I was looking forward to being a guest on the Intersection radio program tomorrow (WMFE, 6:30 p.m., link to previous post). The possible other guests included Polk County school board member Kay Fields and state Board of Education member Donna Callaway. I was looking forward to an interesting conversation with these public education decision makers. I knew that religion would probably be a subject that would come up, but I was hoping to keep such discussion to a minimum and instead focus on science and science education. Unfortunately, it looks like these folks declined invitations to be on the show.
But now I found out that I’ve been paired up with Rev. John Butler Book of Maitland. If mentions of him on the Internet are any indication, the man is a fire and brimstone type. I am still looking forward to doing the program, but my expectations of what kind of discourse there will be has gone way down. I can only hope this doesn’t turn into some type of Bill O’Reilly-style shouting match.
Evolution education has long been controversial, most recently in Kansas, Ohio and Pennsylvania.

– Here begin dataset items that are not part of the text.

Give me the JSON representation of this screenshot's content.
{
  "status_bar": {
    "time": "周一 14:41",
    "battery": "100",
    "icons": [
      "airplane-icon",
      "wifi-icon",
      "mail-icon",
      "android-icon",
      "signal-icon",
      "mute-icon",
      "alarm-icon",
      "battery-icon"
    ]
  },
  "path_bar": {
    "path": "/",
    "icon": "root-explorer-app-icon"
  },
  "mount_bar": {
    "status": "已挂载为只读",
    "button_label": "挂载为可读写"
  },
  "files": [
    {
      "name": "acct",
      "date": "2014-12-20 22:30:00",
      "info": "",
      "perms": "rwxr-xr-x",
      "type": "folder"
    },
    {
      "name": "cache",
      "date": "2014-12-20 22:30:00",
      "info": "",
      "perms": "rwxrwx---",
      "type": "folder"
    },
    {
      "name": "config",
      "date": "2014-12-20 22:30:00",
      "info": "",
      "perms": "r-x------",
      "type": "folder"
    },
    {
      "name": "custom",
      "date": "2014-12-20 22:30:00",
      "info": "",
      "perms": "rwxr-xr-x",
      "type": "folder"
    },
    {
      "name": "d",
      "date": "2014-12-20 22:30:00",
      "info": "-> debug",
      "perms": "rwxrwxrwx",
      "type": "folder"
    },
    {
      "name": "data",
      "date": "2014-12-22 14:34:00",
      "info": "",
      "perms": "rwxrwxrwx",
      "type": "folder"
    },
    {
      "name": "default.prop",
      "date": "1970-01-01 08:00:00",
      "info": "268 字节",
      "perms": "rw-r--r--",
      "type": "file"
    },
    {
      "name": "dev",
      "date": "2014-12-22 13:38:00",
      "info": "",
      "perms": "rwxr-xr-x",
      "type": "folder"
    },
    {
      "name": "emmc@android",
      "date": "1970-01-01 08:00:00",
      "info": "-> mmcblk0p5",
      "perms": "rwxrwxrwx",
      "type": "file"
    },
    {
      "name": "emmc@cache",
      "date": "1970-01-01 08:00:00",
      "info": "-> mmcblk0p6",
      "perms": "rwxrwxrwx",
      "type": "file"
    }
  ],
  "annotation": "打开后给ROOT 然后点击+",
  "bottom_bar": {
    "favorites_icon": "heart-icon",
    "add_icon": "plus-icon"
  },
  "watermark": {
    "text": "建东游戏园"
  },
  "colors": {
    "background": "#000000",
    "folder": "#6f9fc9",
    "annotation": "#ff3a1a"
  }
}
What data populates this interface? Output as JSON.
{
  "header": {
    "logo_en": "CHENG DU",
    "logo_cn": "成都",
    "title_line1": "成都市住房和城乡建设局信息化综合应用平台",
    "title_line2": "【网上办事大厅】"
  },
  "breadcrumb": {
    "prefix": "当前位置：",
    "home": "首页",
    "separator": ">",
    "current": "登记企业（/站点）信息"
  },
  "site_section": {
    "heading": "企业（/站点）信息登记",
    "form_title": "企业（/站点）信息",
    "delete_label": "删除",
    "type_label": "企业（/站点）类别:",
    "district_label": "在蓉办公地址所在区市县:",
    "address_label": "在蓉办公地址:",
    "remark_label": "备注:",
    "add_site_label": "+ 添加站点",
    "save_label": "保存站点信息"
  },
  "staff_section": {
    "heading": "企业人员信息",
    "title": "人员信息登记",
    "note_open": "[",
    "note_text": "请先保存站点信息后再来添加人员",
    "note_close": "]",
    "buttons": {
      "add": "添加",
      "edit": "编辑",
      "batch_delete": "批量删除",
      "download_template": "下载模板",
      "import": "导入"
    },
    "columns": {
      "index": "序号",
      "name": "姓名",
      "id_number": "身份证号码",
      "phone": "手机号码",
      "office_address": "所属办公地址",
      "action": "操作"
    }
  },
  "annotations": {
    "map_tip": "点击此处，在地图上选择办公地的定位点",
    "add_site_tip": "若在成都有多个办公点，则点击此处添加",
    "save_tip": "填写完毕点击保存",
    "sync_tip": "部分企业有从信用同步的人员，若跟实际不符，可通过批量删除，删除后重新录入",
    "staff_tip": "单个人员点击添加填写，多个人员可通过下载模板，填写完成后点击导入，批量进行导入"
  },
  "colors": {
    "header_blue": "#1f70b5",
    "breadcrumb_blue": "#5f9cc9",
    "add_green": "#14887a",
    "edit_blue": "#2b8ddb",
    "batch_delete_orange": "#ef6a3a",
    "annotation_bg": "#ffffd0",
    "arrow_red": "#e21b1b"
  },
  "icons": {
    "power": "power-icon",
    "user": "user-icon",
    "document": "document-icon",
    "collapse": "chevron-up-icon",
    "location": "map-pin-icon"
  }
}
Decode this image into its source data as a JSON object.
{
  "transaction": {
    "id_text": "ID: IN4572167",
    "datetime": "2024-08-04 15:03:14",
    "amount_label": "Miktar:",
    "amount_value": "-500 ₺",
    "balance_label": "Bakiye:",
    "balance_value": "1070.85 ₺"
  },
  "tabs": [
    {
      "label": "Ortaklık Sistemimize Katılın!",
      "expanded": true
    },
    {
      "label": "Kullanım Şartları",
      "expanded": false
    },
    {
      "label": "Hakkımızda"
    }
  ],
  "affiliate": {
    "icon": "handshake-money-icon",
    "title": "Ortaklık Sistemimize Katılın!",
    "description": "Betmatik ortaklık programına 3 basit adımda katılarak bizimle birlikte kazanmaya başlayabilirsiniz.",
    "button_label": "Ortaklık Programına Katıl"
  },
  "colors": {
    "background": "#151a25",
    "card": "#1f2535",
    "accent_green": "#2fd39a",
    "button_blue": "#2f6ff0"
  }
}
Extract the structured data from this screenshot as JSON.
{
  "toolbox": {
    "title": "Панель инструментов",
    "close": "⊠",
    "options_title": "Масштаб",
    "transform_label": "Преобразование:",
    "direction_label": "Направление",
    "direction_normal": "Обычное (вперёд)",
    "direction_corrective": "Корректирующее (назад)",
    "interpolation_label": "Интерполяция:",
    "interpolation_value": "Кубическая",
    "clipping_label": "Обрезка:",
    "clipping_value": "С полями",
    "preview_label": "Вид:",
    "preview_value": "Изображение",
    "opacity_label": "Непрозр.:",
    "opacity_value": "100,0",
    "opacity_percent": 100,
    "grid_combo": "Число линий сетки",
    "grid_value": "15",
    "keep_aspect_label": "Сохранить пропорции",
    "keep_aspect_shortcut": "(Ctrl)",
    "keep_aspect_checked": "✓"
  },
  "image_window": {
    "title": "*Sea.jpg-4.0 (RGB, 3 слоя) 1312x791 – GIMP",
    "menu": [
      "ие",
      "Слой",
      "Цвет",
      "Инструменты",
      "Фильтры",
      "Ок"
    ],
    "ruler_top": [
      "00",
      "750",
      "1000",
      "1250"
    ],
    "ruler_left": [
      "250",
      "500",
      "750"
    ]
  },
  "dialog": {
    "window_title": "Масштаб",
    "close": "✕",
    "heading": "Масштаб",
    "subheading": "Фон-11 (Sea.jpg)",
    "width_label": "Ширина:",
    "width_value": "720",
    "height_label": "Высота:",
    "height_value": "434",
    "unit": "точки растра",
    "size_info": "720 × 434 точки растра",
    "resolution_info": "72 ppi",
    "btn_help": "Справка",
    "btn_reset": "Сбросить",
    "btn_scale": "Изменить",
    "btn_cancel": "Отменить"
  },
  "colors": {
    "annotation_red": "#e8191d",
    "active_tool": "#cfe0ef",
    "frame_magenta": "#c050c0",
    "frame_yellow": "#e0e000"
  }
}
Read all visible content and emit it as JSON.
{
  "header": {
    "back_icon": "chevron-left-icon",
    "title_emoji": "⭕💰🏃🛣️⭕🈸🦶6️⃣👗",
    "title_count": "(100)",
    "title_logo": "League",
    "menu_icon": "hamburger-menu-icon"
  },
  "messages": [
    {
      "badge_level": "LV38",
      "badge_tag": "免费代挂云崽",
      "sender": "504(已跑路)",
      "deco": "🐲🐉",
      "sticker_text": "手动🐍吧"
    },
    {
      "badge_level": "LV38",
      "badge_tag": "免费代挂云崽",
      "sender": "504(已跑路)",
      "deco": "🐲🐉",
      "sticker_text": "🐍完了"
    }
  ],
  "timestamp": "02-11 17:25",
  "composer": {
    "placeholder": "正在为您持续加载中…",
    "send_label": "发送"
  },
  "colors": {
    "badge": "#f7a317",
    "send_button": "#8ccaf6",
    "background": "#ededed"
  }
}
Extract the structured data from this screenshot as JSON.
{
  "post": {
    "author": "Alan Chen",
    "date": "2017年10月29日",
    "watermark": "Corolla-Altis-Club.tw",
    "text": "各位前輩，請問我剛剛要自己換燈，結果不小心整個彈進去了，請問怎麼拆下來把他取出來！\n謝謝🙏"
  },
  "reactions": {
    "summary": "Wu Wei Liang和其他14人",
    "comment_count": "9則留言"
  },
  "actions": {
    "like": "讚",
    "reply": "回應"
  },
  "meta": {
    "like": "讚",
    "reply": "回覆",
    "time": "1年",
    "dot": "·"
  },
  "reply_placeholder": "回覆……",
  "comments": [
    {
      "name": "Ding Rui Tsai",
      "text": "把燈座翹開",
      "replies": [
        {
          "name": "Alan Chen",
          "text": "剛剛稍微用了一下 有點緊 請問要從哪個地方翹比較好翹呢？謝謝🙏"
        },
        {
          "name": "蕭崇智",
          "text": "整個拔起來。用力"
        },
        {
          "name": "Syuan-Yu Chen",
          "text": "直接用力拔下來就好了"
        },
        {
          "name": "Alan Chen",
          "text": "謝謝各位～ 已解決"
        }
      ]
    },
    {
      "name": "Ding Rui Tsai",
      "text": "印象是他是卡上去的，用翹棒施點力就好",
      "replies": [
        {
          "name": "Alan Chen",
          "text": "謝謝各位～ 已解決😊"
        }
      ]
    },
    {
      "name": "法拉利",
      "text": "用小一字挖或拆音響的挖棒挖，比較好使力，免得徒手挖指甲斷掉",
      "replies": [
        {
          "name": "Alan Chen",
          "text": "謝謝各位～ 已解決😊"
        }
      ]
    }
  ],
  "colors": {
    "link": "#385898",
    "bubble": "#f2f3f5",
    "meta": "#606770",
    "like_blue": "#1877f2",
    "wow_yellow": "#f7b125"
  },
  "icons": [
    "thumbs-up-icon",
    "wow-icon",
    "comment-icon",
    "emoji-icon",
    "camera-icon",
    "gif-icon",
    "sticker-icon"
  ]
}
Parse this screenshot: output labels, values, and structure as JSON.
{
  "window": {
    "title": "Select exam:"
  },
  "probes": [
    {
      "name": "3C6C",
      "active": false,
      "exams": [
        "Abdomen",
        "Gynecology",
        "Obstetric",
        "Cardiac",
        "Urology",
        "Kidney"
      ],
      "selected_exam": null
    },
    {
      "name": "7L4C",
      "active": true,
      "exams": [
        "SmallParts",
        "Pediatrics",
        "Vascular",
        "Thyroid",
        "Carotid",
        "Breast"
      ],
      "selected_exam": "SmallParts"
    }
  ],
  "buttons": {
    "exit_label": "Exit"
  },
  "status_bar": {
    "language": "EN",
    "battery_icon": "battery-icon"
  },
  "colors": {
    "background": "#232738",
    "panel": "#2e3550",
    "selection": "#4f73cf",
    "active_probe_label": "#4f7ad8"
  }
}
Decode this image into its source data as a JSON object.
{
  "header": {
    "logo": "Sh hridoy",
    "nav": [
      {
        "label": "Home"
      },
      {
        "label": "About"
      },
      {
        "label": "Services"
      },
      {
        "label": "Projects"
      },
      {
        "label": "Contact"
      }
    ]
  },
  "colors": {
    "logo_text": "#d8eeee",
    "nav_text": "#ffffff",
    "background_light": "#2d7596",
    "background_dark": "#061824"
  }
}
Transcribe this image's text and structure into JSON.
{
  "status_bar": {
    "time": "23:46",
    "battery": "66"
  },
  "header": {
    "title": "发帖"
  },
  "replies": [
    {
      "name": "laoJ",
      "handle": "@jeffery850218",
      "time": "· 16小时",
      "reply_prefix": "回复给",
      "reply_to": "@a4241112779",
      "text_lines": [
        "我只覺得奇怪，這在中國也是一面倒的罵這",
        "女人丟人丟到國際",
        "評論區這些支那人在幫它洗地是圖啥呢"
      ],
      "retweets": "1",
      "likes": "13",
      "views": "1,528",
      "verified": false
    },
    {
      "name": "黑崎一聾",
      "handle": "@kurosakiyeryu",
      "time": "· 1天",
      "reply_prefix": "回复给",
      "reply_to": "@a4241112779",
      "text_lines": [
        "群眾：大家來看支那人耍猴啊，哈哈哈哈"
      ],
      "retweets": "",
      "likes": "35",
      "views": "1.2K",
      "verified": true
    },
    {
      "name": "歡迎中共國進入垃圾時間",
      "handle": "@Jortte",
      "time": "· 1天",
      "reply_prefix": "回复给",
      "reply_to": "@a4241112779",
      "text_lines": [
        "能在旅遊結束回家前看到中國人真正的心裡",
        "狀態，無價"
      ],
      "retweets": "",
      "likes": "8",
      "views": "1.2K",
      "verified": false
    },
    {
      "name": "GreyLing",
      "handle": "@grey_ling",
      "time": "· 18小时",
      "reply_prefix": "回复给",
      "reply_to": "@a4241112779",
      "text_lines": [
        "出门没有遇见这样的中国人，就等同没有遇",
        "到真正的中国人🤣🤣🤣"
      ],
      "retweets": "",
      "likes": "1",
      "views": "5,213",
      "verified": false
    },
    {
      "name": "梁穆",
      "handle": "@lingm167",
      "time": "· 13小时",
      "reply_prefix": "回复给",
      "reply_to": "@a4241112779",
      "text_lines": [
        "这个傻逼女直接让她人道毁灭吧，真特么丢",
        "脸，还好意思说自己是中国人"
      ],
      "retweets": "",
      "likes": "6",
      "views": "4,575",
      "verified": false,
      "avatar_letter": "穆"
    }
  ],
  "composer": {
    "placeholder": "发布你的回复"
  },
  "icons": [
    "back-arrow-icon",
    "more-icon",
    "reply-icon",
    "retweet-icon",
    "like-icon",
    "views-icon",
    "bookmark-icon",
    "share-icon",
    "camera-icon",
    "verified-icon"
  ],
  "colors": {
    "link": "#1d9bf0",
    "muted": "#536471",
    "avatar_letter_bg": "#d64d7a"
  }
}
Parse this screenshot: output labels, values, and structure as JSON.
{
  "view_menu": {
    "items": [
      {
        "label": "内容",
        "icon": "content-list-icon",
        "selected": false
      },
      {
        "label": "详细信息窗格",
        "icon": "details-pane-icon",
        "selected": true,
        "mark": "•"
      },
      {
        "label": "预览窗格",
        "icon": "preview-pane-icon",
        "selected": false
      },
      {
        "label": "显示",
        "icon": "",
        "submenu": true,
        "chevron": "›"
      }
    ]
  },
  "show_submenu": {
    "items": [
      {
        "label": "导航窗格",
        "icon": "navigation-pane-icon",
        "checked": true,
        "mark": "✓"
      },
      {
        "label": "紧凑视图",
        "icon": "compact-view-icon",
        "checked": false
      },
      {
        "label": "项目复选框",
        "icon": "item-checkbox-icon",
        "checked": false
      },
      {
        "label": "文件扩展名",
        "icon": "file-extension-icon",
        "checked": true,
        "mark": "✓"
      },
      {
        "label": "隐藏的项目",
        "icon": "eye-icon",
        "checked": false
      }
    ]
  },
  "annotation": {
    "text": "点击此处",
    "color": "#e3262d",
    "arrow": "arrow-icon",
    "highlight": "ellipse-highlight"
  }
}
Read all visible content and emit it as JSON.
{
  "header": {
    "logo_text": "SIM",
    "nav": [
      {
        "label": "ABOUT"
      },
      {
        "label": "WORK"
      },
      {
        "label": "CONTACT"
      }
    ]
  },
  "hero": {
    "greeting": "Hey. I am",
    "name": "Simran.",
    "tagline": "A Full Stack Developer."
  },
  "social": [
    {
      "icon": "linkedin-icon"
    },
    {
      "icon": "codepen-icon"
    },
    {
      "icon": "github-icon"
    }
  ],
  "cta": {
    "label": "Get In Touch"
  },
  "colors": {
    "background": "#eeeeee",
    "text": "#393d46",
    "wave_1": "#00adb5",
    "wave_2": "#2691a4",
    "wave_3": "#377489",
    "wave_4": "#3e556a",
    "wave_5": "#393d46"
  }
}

The debate, made famous by the so-called Scopes Monkey Trial in 1925, once focused on whether schools should teach the biblical version of creation — that all living things were created fully formed by God — or that they evolved, as described by Charles Darwin.
In recent years, some have pushed for teaching “intelligent design,” which holds that aspects of living things are best explained by “an intelligent cause rather than an undirected process such as natural selection.” Others have pushed for teaching that the theory of evolution does not fully explain the origins of life.
Fred Cutting, a retired engineer in Clearwater who served on the standards committee, wanted the new document to reflect that latter view and to let students know that scientists do not yet have all the answers.
“If you want students to understand the theory, they have to understand the pros and cons,” he said, adding that the draft presented too “cut-and-dried” a view of evolution.
Proposed standards for seventh-graders, for example, would require that students should be able to “recognize and describe that fossil evidence is consistent with the idea that human beings evolved from earlier species.”
Orange County-based TV evangelist John Butler Book took a harder line.
“Evolution is an educated guess,” Book said. “. . . That we came from an ape is absolutely ridiculous.”